I think about this phrase a lot; it is both humorously ironic and darkly profound. It’s all about the innocent focusing on the trivial when doom is in store. Of course the people rearranging the deck chairs didn’t know that doom was in store. But we, at an ironic distance, know what will happen to those silly people who quibble about the placement of the chairs or seating arrangements when they should have been staking out the lifeboats.
If you take this line as a metaphor, though, and strive to avoid merely rearranging deck chairs, what activities qualify as worthwhile? Fixing up your house? Buying Spring clothes? Worrying about what you’re going to prepare for a party? Making endless arrangements to get together with friends and loved ones? Reading self-help books? Working out? Taking courses? Staying late to finish up at the office? Taking out the garbage? Learning how to play Bridge?
In essence, everything we do on a daily basis is actually arranging and re-arranging the deck chairs on the Titanic. What is the point of doing anything at all- whether ridiculous or sublime- if the end result is the sinking of our personal Titanics?
Such questions call for the deep reflection of Viktor Frankl: psychiatrist, Holocaust survivor, and existential philosopher.
“Everyone has his own specific vocation or mission in life; everyone must carry out a concrete assignment that demands fulfillment. Therein he cannot be replaced, nor can his life be repeated, thus, everyone’s task is unique as his specific opportunity.”
So, even if we know that our Titanic will sink, sooner or later, we are responsible for using our time, talents and gifts to make the Titanic a better place and the people on it more content. Our assignment- Life’s assignment- is to make meaning in whatever circumstance we find ourselves.

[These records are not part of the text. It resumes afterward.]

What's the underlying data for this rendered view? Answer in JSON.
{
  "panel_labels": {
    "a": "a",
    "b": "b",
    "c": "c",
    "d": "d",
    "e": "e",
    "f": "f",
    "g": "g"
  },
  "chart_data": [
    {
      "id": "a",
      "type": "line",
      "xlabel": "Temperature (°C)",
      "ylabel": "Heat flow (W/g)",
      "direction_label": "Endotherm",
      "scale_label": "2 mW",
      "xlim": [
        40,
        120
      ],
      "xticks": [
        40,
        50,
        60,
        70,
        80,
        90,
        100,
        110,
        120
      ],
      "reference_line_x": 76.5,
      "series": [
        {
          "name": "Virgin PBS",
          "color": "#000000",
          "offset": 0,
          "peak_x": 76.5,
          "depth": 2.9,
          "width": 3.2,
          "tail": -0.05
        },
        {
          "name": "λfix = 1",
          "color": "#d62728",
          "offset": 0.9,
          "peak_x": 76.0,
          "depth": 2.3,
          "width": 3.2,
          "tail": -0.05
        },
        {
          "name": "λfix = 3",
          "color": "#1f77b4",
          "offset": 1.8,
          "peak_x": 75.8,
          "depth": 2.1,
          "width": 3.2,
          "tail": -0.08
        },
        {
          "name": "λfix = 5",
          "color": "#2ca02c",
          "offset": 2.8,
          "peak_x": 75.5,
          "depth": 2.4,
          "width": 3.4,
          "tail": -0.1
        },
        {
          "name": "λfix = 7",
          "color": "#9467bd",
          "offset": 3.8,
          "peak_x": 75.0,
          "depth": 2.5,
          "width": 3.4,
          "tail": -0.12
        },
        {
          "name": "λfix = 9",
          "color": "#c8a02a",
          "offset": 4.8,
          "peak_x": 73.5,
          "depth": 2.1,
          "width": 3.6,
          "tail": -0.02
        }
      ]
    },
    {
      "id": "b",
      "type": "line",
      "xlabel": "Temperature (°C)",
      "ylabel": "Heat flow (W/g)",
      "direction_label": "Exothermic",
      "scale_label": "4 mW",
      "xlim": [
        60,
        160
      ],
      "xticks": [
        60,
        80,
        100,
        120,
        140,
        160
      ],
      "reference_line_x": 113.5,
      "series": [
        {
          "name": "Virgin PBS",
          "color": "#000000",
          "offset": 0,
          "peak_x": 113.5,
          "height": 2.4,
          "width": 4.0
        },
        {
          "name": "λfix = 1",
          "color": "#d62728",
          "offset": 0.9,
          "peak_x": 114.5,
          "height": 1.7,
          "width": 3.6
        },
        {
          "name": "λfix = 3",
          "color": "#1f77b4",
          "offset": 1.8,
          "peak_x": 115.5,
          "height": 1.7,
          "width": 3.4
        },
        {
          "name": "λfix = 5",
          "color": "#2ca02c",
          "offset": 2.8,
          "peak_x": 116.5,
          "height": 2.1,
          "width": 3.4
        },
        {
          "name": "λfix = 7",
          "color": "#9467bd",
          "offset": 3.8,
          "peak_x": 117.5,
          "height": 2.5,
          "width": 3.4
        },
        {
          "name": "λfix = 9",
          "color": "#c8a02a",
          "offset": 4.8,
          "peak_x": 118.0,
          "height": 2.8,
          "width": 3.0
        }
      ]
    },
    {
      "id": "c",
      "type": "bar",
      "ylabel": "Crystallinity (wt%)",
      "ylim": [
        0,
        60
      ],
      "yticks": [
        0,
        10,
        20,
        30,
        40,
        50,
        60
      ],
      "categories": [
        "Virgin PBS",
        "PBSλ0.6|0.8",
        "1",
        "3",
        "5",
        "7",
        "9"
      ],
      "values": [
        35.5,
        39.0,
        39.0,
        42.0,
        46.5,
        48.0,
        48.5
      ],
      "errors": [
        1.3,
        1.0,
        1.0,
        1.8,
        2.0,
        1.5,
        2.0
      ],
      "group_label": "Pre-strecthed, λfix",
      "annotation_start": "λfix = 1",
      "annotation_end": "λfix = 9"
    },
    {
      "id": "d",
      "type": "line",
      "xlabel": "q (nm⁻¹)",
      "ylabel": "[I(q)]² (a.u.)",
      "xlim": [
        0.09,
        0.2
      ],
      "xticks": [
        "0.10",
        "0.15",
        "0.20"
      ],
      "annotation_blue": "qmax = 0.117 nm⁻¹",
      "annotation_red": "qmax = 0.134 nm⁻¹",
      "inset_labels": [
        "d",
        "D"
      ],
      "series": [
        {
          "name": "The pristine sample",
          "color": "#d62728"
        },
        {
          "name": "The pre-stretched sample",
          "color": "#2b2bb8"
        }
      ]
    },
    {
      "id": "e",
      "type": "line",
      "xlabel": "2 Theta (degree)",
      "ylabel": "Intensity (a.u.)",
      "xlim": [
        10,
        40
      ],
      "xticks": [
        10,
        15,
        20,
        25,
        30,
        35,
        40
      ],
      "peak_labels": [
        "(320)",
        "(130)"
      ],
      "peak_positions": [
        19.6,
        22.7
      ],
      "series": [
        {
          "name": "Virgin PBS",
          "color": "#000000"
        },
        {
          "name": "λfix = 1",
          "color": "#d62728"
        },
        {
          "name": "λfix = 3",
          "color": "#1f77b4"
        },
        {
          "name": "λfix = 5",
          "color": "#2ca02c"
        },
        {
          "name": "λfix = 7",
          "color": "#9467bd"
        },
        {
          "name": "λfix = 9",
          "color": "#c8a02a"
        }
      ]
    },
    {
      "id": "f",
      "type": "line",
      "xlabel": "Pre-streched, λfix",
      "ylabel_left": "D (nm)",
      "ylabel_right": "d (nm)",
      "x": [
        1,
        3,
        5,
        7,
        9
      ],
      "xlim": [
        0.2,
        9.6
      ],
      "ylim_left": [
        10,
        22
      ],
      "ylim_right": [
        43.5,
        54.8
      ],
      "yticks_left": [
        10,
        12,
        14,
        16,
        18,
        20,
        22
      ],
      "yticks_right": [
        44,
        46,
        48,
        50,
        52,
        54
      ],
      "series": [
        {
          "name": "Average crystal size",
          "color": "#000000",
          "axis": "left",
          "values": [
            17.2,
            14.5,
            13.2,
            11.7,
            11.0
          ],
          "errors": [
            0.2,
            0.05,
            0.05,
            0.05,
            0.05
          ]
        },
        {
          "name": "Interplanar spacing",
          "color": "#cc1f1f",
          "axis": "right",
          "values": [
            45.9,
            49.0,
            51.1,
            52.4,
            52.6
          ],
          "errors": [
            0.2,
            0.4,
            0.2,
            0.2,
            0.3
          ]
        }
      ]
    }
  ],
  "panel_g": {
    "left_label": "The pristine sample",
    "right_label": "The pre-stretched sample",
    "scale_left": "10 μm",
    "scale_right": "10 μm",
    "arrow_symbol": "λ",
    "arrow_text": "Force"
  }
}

Not to strain the Titanic analogy too far, I could tutor the children on board in reading; help the career challenged find a vocation and a job; start a book group on books about glaciers; offer to help the elderly passengers negotiate the slippery deck; try to enjoy shuffle board; organize a current events group; and yes…rearrange the deck chairs to make it easier for people to talk and visit, so as to build community feeling and cooperation.
And if and when my Titanic sinks, my life will have had deep meaning, though it may have involved nothing more than carefully, systematically, lovingly arranging the deck chairs on the Titanic. It’s the “how” and the “why” that changes the joke into a statement about the meaning of life.